Am Nachmittag hatten wir nur eine Klasse, und da war Eladio Angel dabei. Bob war noch nicht vom Kommandanten zurück, und deshalb gingen Laddy, wie David ihn genannt hatte, und ich zusammen hin.
Laddy war ebenso wütend wie ich wegen Fairfanes Andeutung, David könne Selbstmord begangen haben. »David ist ein erstklassiger Taucher, nicht? Dieser Tintenfisch will seinen Namen zerstören. Und ich glaube nicht, daß David tot ist.«
Ich blieb stehen und starrte ihn an. »Aber .«
»Nein, bitte sage nicht, er sei tot. Ich kenne David, und ich weiß, daß er lebt. Ich kann nicht sagen, warum ich es weiß, aber ich weiß es. Er ist vermißt, ja. Man glaubt, er wäre ertrunken. Und ich muß akzeptieren, was die Akademie sagt. Ich packe daher seine Sachen, um sie an seinen Vater zu schicken ... Willst du etwas sehen, Jim?«
»Vielen Dank, Laddy. Aber ich will nicht neugierig sein.«
»Nein, das hat nichts mit Neugier zu tun, aber es mag interessant sein für dich. Du solltest das Bild anschauen, bevor ich es einpacke.«
Nun ja, warum nicht? Ich begleitete ihn also auf sein Zimmer und sah es sofort. Den Platz an der Wand über dem Kopfende des Bettes kann der Kadett so verwenden, wie er will. Die meisten hängen dort Fotos ihres Mädchens oder ihrer Familie auf, Bilder ihrer Lieblingsschiffe oder Sportidole. Aber über David Crakens Bett hing ein ungerahmtes Aquarell.
Er hatte es selbst gemalt und mit DC rechts unten signiert. Und es stellte eine Tiefsee-Szene dar. Aus einem Wald von Tiefseepflanzen brach eine Kreatur .

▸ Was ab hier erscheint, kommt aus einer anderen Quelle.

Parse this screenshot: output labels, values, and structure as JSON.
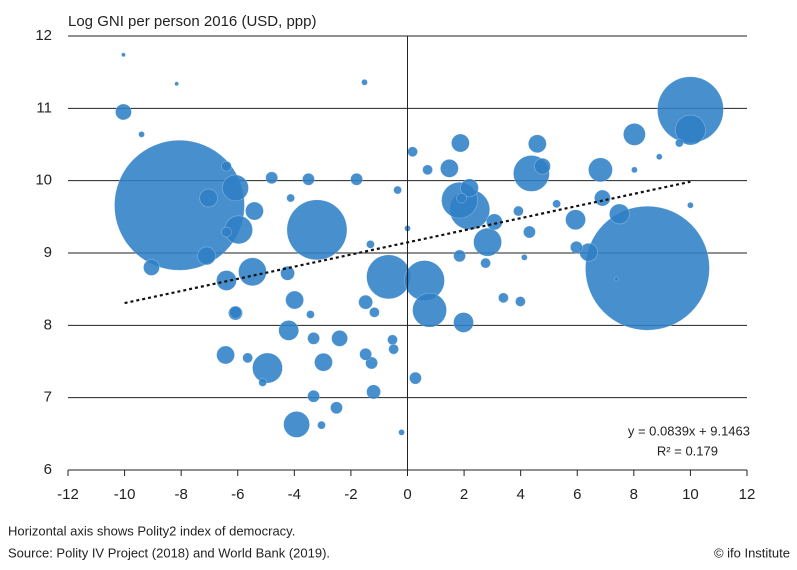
{
  "chart_data": {
    "type": "scatter",
    "title": "Log GNI per person 2016 (USD, ppp)",
    "color": "#2f80c6",
    "xlim": [
      -12,
      12
    ],
    "xticks": [
      -12,
      -10,
      -8,
      -6,
      -4,
      -2,
      0,
      2,
      4,
      6,
      8,
      10,
      12
    ],
    "ylim": [
      6,
      12
    ],
    "yticks": [
      6,
      7,
      8,
      9,
      10,
      11,
      12
    ],
    "grid": true,
    "x": [
      -8.06,
      8.48,
      10,
      -3.2,
      -0.67,
      0.6,
      0.78,
      4.38,
      2.2,
      1.84,
      2.83,
      10,
      -4.95,
      -5.48,
      -5.97,
      -6.08,
      -3.92,
      6.82,
      8.02,
      7.49,
      5.94,
      6.4,
      -4.2,
      -3.99,
      -2.97,
      1.98,
      1.87,
      4.59,
      4.77,
      -10.04,
      -9.05,
      -7.1,
      -7.03,
      -6.4,
      -6.43,
      -5.41,
      -6.08,
      -4.24,
      -2.4,
      -3.32,
      -2.51,
      -3.32,
      -1.2,
      -1.27,
      -1.48,
      -1.48,
      -0.53,
      -0.49,
      0.28,
      -1.8,
      -3.5,
      -4.8,
      1.48,
      2.19,
      3.07,
      4.31,
      6.89,
      5.97,
      1.84,
      3.39,
      3.99,
      0.18,
      0.71,
      -6.4,
      -6.4,
      -6.08,
      -1.52,
      -10.04,
      -8.16,
      -9.4,
      -0.21,
      9.61,
      8.9,
      8.02,
      10,
      7.39,
      -3.04,
      -4.13,
      -5.65,
      -5.12,
      -1.31,
      0,
      -0.35,
      4.13,
      3.92,
      5.27,
      2.76,
      1.91,
      -3.43,
      -1.17
    ],
    "y": [
      9.66,
      8.79,
      10.98,
      9.32,
      8.67,
      8.62,
      8.21,
      10.1,
      9.6,
      9.73,
      9.15,
      10.7,
      7.41,
      8.74,
      9.32,
      9.9,
      6.63,
      10.15,
      10.64,
      9.54,
      9.46,
      9.01,
      7.93,
      8.35,
      7.49,
      8.04,
      10.52,
      10.51,
      10.2,
      10.95,
      8.8,
      8.96,
      9.76,
      8.62,
      7.59,
      9.58,
      8.17,
      8.72,
      7.82,
      7.82,
      6.86,
      7.02,
      7.08,
      7.48,
      8.32,
      7.6,
      7.8,
      7.67,
      7.27,
      10.02,
      10.02,
      10.04,
      10.17,
      9.9,
      9.43,
      9.29,
      9.76,
      9.08,
      8.96,
      8.38,
      8.33,
      10.4,
      10.15,
      10.2,
      9.29,
      8.18,
      11.36,
      11.74,
      11.34,
      10.64,
      6.52,
      10.52,
      10.33,
      10.15,
      9.66,
      8.64,
      6.62,
      9.76,
      7.55,
      7.21,
      9.12,
      9.34,
      9.87,
      8.94,
      9.58,
      9.68,
      8.86,
      9.76,
      8.15,
      8.18
    ],
    "sizes": [
      65,
      62,
      33,
      30,
      22,
      20,
      17,
      18,
      20,
      18,
      14,
      15,
      15,
      14,
      14,
      13,
      13,
      12,
      11,
      10,
      10,
      9,
      10,
      9,
      9,
      10,
      9,
      9,
      8,
      8,
      8,
      9,
      9,
      10,
      9,
      9,
      7,
      7,
      8,
      6,
      6,
      6,
      7,
      6,
      7,
      6,
      5,
      5,
      6,
      6,
      6,
      6,
      9,
      9,
      8,
      6,
      8,
      6,
      6,
      5,
      5,
      5,
      5,
      5,
      5,
      6,
      3,
      2,
      2,
      3,
      3,
      4,
      3,
      3,
      3,
      2,
      4,
      4,
      5,
      4,
      4,
      3,
      4,
      3,
      5,
      4,
      5,
      5,
      4,
      5
    ],
    "trendline": {
      "slope": 0.0839,
      "intercept": 9.1463,
      "x": [
        -10,
        10
      ]
    },
    "annotations": [
      "y = 0.0839x + 9.1463",
      "R² = 0.179"
    ],
    "notes": [
      "Horizontal axis shows Polity2 index of democracy.",
      "Source: Polity IV Project (2018) and World Bank (2019)."
    ],
    "credit": "© ifo Institute"
  }
}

Die Vegetation war mir fremd, und auch sonst erschien mir die Szene unglaubhaft. Die dicken Blätter der Pflanzen schienen im dunklen Wasser zu glühen. Die Kreatur hatte einen merkwürdigen langen Hals, ein Maul mit spitzen Fangzähnen und genau den Kopf, den ich über dem Geländer des TiefseeFloßes gesehen hatte.

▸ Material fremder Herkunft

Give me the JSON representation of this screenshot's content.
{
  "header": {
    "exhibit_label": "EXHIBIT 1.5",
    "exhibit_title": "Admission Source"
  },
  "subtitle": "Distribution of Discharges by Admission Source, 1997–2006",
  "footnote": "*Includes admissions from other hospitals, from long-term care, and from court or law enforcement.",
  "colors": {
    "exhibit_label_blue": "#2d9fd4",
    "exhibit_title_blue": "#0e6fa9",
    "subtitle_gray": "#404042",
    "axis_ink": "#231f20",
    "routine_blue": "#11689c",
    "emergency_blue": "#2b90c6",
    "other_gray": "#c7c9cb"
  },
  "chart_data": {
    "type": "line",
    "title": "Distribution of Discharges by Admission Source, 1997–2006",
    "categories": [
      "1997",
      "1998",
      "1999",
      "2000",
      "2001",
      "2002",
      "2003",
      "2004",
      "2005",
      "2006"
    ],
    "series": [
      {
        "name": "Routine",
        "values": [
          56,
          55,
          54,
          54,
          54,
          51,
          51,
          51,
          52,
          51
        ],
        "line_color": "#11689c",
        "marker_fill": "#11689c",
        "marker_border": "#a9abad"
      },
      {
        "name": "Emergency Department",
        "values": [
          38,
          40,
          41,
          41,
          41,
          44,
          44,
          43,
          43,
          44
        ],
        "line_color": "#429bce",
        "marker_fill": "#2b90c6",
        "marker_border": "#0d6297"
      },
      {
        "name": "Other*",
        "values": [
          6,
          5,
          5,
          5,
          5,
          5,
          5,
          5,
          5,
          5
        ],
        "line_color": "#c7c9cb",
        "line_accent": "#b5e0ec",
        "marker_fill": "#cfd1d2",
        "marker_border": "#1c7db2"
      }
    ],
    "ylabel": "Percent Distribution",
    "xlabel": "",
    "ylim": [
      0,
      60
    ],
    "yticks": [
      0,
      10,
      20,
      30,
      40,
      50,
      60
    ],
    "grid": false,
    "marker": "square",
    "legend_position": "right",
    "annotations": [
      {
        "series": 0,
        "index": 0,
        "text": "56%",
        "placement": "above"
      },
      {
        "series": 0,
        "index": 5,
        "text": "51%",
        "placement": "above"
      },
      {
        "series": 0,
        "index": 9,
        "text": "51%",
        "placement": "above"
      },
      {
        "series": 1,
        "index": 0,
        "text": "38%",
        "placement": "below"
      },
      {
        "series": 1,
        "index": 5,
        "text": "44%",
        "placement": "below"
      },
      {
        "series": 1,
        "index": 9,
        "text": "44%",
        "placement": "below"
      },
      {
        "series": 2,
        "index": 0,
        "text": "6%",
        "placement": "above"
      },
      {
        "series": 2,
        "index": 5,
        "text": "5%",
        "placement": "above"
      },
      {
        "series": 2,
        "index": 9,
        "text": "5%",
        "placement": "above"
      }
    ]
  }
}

Als ich das Bild noch genauer anschaute, sah ich, daß es nicht allein war. Auf dem Rücken hockte wie ein Mahut auf einem Elefanten mit einem langen Stachelstock in der Hand eine menschliche Gestalt.
Seeschlangen .
Nein, ich glaubte doch nicht daran. Dieses Bild war etwas, wie es die Sonarleute gesehen zu haben glaubten, wie ich es mir selbst vielleicht vorgesagt, wovon David gesprochen hatte.

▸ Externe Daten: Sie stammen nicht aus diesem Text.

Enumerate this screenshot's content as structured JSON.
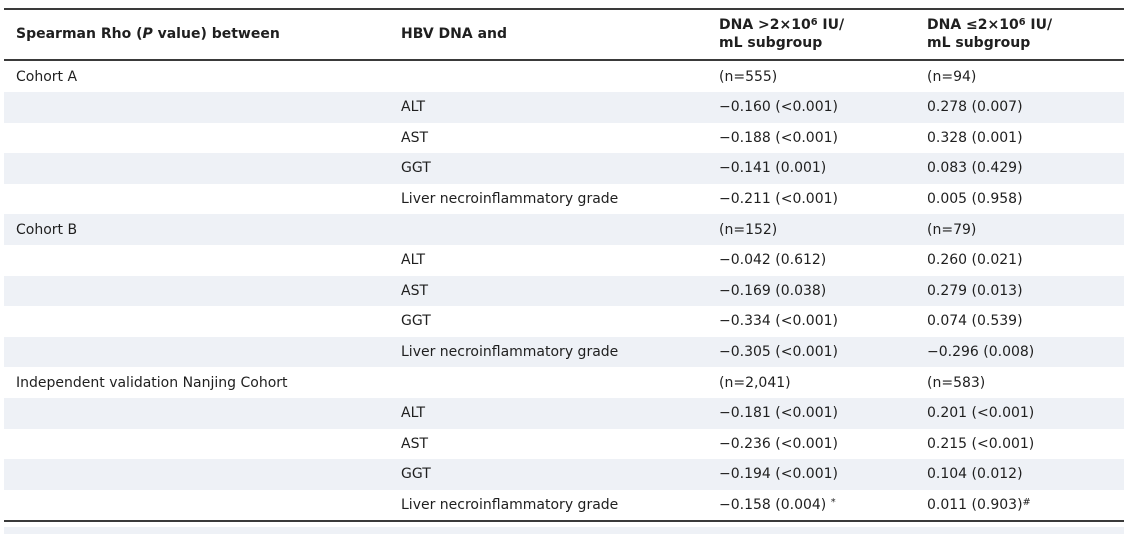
{
  "style": {
    "background_color": "#ffffff",
    "stripe_color": "#eef1f6",
    "rule_color": "#3a3a3a",
    "text_color": "#1f1f1f"
  },
  "table": {
    "header": [
      {
        "name": "spearman-rho-header",
        "segments": [
          {
            "text": "Spearman Rho ("
          },
          {
            "text": "P",
            "style": "italic"
          },
          {
            "text": " value) between"
          }
        ]
      },
      {
        "name": "hbv-dna-header",
        "segments": [
          {
            "text": "HBV DNA and"
          }
        ]
      },
      {
        "name": "dna-high-subgroup-header",
        "segments": [
          {
            "text": "DNA >2×10"
          },
          {
            "text": "6",
            "style": "sup"
          },
          {
            "text": " IU/"
          },
          {
            "style": "br"
          },
          {
            "text": "mL subgroup"
          }
        ]
      },
      {
        "name": "dna-low-subgroup-header",
        "segments": [
          {
            "text": "DNA ≤2×10"
          },
          {
            "text": "6",
            "style": "sup"
          },
          {
            "text": " IU/"
          },
          {
            "style": "br"
          },
          {
            "text": "mL subgroup"
          }
        ]
      }
    ],
    "rows": [
      {
        "cells": [
          "Cohort A",
          "",
          "(n=555)",
          "(n=94)"
        ]
      },
      {
        "cells": [
          "",
          "ALT",
          "−0.160 (<0.001)",
          "0.278 (0.007)"
        ]
      },
      {
        "cells": [
          "",
          "AST",
          "−0.188 (<0.001)",
          "0.328 (0.001)"
        ]
      },
      {
        "cells": [
          "",
          "GGT",
          "−0.141 (0.001)",
          "0.083 (0.429)"
        ]
      },
      {
        "cells": [
          "",
          "Liver necroinflammatory grade",
          "−0.211 (<0.001)",
          "0.005 (0.958)"
        ]
      },
      {
        "cells": [
          "Cohort B",
          "",
          "(n=152)",
          "(n=79)"
        ]
      },
      {
        "cells": [
          "",
          "ALT",
          "−0.042 (0.612)",
          "0.260 (0.021)"
        ]
      },
      {
        "cells": [
          "",
          "AST",
          "−0.169 (0.038)",
          "0.279 (0.013)"
        ]
      },
      {
        "cells": [
          "",
          "GGT",
          "−0.334 (<0.001)",
          "0.074 (0.539)"
        ]
      },
      {
        "cells": [
          "",
          "Liver necroinflammatory grade",
          "−0.305 (<0.001)",
          "−0.296 (0.008)"
        ]
      },
      {
        "cells": [
          "Independent validation Nanjing Cohort",
          "",
          "(n=2,041)",
          "(n=583)"
        ]
      },
      {
        "cells": [
          "",
          "ALT",
          "−0.181 (<0.001)",
          "0.201 (<0.001)"
        ]
      },
      {
        "cells": [
          "",
          "AST",
          "−0.236 (<0.001)",
          "0.215 (<0.001)"
        ]
      },
      {
        "cells": [
          "",
          "GGT",
          "−0.194 (<0.001)",
          "0.104 (0.012)"
        ]
      },
      {
        "cells": [
          "",
          "Liver necroinflammatory grade",
          [
            {
              "text": "−0.158 (0.004) "
            },
            {
              "text": "*",
              "style": "sup"
            }
          ],
          [
            {
              "text": "0.011 (0.903)"
            },
            {
              "text": "#",
              "style": "sup"
            }
          ]
        ]
      }
    ]
  }
}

Aber die menschliche Gestalt auf dem Rücken des gepanzerten Tieres - nein, das Monstrum war das Phantasiegebilde eines Jungen aus Marinia.
Ich bedankte mich bei Eladio, daß er mir das Bild gezeigt hatte und ging.
Bob war noch immer nicht zurück. Ich ging zum Essen und kam zurück; Bob war noch nicht da. Könnte es sein, daß Trainer Blighman Bob hatte disqualifizieren lassen? Nun, ein Grenzfall war er jetzt ganz gewiß. Jeder von uns mußte jährlich, um auf der Akademie bleiben zu können, besondere Leistungen in einem Tiefsee-Sport aufweisen. In drei von vier Möglichkeiten hatte es Bob nicht geschafft. Jetzt hatten wir nur noch das Marathon-Tiefsee-Schwimmen vor uns. Und wenn er da auch .
Es hatte keinen Sinn, darüber nachzugrübeln. Ich setzte mich also an den Tisch und begann einen Brief an David Crakens Vater in Marinia. Die Adresse hatte ich von Eladio: Mr. J. Craken, c/o Morgan Wensley, Esq. Kermadec Dome, Marinia.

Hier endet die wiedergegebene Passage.